Étouffée la semaine à cause de ses putins de contraintes professionnelles.
Étouffée, j’aime pas les contraintes.

Simplement envie de vivre.
D’avoir le sourire.
De discuter.
De voyager.
De rencontrer des personnes intéressantes.

Sortir de cette routine ennuyeuse.
Se concentrer sur l’essentiel.
Retrouver confiance en soi.

Penser et croire qu’à toi aussi le bonheur il peut arriver.
He, tu veux pas frapper à ma porte et d’un seul regard, je comprendrais, on comprendra. Est ce toi ?

Partager.
Donner mais recevoir.
Et surtout, rester soi même.

E.L

23h01. 17.11.13 

Une demande d’ajout Facebook au hasard ou presque.
Un message privé, un premier contact.
Une angevine déjantée.
Un numéro de téléphone, quelques échanges téléphoniques, quelques heures plus tard …
Et puis, une rencontre, un jeudi soir à 22h30, un truc spontané, une envie de te voir.
Des sourires, le sien, des regards, le sien.
Des jeux qu’elle maîtrise, du vin qui pique, quelques bières, des discussions, de la musique, un dessin, des coups de coussins.
Quelques étoiles, une vue magnifique sur Angers.
Une nana naturelle, simple, souriante, joueuse, enrichissante, intéressante, attentionnée.
Une belle personne, quelqu’un qui ne triche pas, quelqu’un de vrai.
De jolies sensations, de jolis sentiments, un truc réconfortant. Un putin de bel instant !
Tu sais, juste se sentir bien, heureuse.
Être soi même, être écoutée, comprise, sur la même longueur d’onde, se sentir vivante.
Partager d’agréables moments avec une personne encore “inconnue” mais une personne attendue.

Hé, on se revoit quand ?

« Tu peux changer si tu le désires, t’ouvrir aux autres, te mettre à nu. Lâche prise, laisse tomber tes illusions. »

E.L

23h13. 03.11.13

Passer du tout au tout :
- des messages à longueur de journée à rien.
- un bisou, un câlin à rien.
- un regard, ta main dans mes cheveux, ton sourire à rien.
- ton corps contre le mien à rien.
- une cigarette en commun au bord de la fenêtre à rien.
- un ciné, un film, une chanson ensemble à rien.
- d’être tout pour toi à n’être finalement plus rien.

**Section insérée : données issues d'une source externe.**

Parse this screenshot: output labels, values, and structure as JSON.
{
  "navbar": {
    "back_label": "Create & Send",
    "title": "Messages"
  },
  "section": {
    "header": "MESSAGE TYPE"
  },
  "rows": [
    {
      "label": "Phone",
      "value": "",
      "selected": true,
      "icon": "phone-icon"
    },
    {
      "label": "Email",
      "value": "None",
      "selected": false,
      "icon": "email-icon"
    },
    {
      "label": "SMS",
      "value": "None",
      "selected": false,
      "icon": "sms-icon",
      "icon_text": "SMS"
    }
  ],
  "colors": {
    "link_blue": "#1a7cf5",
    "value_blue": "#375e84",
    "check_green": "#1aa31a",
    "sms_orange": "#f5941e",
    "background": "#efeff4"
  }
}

Tout ça en un claquement de doigt.
Tout ça du jour au lendemain.
Passer de l’amour à la haine.
Devenir inconnues, étrangères.

Toi, toi tu y arrives plutôt bien.
Et moi, moi je galère plutôt bien.

Simplement envie de vomir.

E.L.

1h04. 03.11.13

Chute.
Contrecoup.

J’arrête pas de penser à toi.
A nos derniers moments.
J’arrête pas de penser à toi.
Remise en question : qu’est ce que j’ai fait ?
J’arrête pas de penser à toi.
Sentiment d’être incapable : ai je un souci ?
J’arrête pas de penser à toi.

Ça tourne pas rond à l’intérieur.
Un puzzle géant, où chaque pièce a du mal à s’assembler avec les autres.
Esprit tourmenté, c’est le désert.

2 mois après, je pense à toi, encore.
Mais je pense à toi comme quelqu’un qui m’a complètement rabaissée, détruite, épuisée.

T’es partie, pas seule : avec une partie de moi.
C’est peut être ça la pièce manquante du puzzle que j’essayes en vain d’assembler.

E.L.

20h40. 30.10.13

"Salut, je viens aux nouvelles."
3 personnes m’ont écrit ça aujourd’hui.

Une ex d’il y a longtemps.
Une connaissance.
Et la cousine de mon ex. Celui la m’a secouée.

Cette fille, je l’ai vu deux fois.
Je lui ai simplement demandé si elle avait pas fait une erreur.

Secouée, car j’essayes d’oublier tu comprends ?!
Du moins, j’apprends à vivre avec.
L’idée qu’elle est heureuse.
Amoureuse, (nouvelle photo d’ailleurs).
Et qu’elle, elle a oublié.
Simplement.

STOP.

E.L.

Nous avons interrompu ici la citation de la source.